Thứ Hai, 16 tháng 9, 2013

Bridges to Nowhere

The latest update in the Fort Worth Star Telegram on the Trinity River Vision Central City Panther Island Boondoggle had a few telling sentences.  We're telling you again, pay attention.  YOU can't afford not to.  YOU are the one paying.

In case you missed it the first read through, we bolded it for you below.

Building the bridges without securing the millions needed to complete the project is putting taxpayers at risk, they say.

Fort Worth is counting on Congress to eventually provide about half the $910 million needed to finish the sweeping project.

But it’s not clear when — some say if — all the federal funds will come.

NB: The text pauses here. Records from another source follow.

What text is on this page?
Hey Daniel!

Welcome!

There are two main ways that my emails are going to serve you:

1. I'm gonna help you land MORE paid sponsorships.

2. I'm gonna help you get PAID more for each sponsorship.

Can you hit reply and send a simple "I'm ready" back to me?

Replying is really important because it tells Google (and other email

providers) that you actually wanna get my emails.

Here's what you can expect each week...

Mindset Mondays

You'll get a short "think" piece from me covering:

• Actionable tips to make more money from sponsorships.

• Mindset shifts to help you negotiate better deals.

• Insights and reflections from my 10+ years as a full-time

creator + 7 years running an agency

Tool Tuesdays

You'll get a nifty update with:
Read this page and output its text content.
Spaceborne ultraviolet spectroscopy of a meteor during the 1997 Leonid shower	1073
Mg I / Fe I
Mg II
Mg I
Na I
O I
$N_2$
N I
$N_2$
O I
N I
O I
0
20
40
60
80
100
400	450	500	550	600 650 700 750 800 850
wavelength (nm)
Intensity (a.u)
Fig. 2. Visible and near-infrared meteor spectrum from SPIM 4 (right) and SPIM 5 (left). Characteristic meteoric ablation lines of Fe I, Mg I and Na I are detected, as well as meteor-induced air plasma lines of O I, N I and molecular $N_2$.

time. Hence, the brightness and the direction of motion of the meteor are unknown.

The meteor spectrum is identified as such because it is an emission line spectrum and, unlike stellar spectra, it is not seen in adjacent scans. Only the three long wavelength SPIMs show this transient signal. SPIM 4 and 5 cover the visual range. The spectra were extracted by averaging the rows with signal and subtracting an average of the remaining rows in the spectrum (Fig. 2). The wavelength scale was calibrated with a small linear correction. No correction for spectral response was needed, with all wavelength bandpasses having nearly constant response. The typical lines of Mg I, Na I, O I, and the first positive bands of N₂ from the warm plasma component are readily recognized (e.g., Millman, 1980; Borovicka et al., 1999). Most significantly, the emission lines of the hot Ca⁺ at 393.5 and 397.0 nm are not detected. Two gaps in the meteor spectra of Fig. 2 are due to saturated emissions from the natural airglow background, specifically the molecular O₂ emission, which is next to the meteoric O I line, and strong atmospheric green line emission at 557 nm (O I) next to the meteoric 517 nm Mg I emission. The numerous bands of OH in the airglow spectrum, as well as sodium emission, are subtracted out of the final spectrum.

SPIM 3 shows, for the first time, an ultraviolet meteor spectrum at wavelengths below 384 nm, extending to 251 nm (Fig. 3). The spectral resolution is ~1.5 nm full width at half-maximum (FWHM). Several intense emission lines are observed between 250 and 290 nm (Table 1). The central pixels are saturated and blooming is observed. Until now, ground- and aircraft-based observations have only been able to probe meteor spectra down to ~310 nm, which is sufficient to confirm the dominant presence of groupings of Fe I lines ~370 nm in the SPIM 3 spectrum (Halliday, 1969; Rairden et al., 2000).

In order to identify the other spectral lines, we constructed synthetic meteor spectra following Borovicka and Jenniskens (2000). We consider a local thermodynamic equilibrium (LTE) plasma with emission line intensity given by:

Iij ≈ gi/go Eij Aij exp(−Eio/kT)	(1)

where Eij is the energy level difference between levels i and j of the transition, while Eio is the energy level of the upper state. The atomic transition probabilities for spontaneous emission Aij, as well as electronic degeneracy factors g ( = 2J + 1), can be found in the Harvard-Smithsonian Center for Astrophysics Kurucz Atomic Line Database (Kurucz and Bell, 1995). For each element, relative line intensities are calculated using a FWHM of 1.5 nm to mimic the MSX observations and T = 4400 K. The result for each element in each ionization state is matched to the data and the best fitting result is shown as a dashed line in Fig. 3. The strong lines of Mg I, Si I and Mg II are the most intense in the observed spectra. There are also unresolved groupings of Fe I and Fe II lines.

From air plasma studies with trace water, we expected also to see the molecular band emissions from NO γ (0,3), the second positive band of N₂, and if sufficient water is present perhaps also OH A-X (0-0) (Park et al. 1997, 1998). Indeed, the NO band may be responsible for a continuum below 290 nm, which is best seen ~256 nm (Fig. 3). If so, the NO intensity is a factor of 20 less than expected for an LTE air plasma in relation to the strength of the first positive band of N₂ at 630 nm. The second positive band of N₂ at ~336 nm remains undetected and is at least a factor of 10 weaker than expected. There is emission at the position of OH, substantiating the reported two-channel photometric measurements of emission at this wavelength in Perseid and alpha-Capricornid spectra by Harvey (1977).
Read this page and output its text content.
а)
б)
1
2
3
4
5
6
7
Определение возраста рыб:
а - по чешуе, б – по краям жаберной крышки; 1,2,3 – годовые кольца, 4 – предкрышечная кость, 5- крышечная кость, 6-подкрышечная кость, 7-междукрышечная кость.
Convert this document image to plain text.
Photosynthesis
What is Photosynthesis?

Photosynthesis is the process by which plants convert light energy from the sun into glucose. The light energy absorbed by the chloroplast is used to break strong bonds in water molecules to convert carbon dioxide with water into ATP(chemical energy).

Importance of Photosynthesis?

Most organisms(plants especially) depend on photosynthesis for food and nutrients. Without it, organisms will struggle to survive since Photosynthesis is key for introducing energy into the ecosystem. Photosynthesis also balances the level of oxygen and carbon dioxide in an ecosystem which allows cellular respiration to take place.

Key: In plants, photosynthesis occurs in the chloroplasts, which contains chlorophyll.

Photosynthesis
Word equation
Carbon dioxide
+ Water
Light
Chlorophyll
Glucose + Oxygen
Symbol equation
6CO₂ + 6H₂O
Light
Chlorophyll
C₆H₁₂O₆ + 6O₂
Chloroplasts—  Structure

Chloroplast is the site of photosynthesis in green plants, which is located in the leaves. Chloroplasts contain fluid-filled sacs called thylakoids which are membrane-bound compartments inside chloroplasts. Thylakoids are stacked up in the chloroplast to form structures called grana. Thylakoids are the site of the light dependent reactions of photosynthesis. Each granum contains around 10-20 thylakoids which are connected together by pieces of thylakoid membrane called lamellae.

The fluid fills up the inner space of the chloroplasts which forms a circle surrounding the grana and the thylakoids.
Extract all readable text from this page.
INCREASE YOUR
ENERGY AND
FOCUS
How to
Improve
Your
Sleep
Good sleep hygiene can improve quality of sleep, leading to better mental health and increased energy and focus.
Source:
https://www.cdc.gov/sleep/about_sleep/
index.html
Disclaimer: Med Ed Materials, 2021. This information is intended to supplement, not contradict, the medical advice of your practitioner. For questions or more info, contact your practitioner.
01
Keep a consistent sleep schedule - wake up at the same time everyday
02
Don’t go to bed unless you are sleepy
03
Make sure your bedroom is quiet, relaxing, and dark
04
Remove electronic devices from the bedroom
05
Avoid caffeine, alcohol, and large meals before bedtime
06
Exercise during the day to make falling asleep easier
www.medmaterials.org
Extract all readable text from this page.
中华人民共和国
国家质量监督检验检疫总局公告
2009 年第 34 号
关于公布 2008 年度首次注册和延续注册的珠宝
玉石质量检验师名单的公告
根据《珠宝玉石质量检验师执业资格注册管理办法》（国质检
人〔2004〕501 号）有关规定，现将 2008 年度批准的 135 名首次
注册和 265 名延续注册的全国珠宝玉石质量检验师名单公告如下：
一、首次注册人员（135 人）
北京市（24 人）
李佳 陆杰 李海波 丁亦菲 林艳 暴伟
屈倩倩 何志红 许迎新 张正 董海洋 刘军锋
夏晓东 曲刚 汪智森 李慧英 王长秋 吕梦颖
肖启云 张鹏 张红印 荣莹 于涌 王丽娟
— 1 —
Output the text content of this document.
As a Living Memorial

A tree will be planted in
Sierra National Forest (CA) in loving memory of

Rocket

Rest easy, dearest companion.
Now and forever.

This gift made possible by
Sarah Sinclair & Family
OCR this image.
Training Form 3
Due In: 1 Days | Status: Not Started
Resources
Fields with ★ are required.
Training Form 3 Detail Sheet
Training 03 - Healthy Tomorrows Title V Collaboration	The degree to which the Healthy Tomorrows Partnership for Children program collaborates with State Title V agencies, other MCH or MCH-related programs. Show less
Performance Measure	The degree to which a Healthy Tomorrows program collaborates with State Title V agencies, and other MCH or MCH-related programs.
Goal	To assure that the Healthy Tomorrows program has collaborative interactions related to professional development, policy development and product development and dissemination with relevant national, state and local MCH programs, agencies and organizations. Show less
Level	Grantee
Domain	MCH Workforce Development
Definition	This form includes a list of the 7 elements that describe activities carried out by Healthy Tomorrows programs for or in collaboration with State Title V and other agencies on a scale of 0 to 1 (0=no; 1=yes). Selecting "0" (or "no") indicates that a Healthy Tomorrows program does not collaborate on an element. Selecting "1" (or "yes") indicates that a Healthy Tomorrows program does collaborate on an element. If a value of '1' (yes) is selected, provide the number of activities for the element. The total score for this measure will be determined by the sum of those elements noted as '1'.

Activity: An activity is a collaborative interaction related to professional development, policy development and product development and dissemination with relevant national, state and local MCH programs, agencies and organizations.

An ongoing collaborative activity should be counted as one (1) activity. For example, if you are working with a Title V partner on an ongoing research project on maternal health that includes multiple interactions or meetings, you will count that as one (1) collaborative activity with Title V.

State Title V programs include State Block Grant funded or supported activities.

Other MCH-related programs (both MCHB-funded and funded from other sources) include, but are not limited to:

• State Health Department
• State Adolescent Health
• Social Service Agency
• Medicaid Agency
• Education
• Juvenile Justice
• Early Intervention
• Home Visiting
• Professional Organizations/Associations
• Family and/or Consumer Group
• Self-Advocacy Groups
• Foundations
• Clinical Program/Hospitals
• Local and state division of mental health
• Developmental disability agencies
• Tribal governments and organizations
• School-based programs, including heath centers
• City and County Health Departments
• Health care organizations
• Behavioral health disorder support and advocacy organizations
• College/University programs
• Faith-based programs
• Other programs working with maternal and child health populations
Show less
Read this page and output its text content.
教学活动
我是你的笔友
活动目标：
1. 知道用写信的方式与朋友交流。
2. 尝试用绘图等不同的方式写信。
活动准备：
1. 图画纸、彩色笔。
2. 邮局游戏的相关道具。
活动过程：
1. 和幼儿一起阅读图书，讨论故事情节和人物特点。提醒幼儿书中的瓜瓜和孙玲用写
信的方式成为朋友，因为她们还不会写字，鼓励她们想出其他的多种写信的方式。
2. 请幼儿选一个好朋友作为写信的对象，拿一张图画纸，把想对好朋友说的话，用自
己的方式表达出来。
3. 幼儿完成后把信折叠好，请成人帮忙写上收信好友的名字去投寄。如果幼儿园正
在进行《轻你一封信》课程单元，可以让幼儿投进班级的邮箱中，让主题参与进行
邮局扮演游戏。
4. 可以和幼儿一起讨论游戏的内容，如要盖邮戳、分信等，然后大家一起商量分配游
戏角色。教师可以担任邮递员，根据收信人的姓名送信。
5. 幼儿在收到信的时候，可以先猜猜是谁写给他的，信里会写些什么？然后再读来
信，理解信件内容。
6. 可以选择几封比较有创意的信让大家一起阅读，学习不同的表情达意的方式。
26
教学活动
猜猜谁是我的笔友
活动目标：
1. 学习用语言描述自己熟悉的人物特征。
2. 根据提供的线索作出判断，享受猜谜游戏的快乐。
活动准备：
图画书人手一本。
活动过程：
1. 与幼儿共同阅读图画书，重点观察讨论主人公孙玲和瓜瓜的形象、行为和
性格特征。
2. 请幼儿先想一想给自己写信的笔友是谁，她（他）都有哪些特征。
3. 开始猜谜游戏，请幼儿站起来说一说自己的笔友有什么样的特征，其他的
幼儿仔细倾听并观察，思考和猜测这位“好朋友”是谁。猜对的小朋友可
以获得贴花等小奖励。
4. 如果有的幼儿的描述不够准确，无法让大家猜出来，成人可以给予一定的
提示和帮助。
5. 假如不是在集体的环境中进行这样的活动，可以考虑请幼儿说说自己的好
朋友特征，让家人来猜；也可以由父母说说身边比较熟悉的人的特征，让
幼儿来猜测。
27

“In this constrained funding environment, we must focus on projects that have the greatest impacts on life safety. The result is, we have insufficient federal funding to continue the project at this time,” said Brig. Gen. Thomas Kula, commander of the Army Corps of Engineers’ Southwestern Division, which includes Texas.

Kula said his agency has a $60 billion backlog of projects nationwide.

Congress has banned earmarks for the past three years and will likely do so for several more. That makes it hard for supporters of Trinity Uptown/Panther Island to make their case for federal funding when judged against so many other flood control projects needed nationwide, said Steve Ellis, vice president of Taxpayers for Common Sense, a Washington group that opposes earmarks.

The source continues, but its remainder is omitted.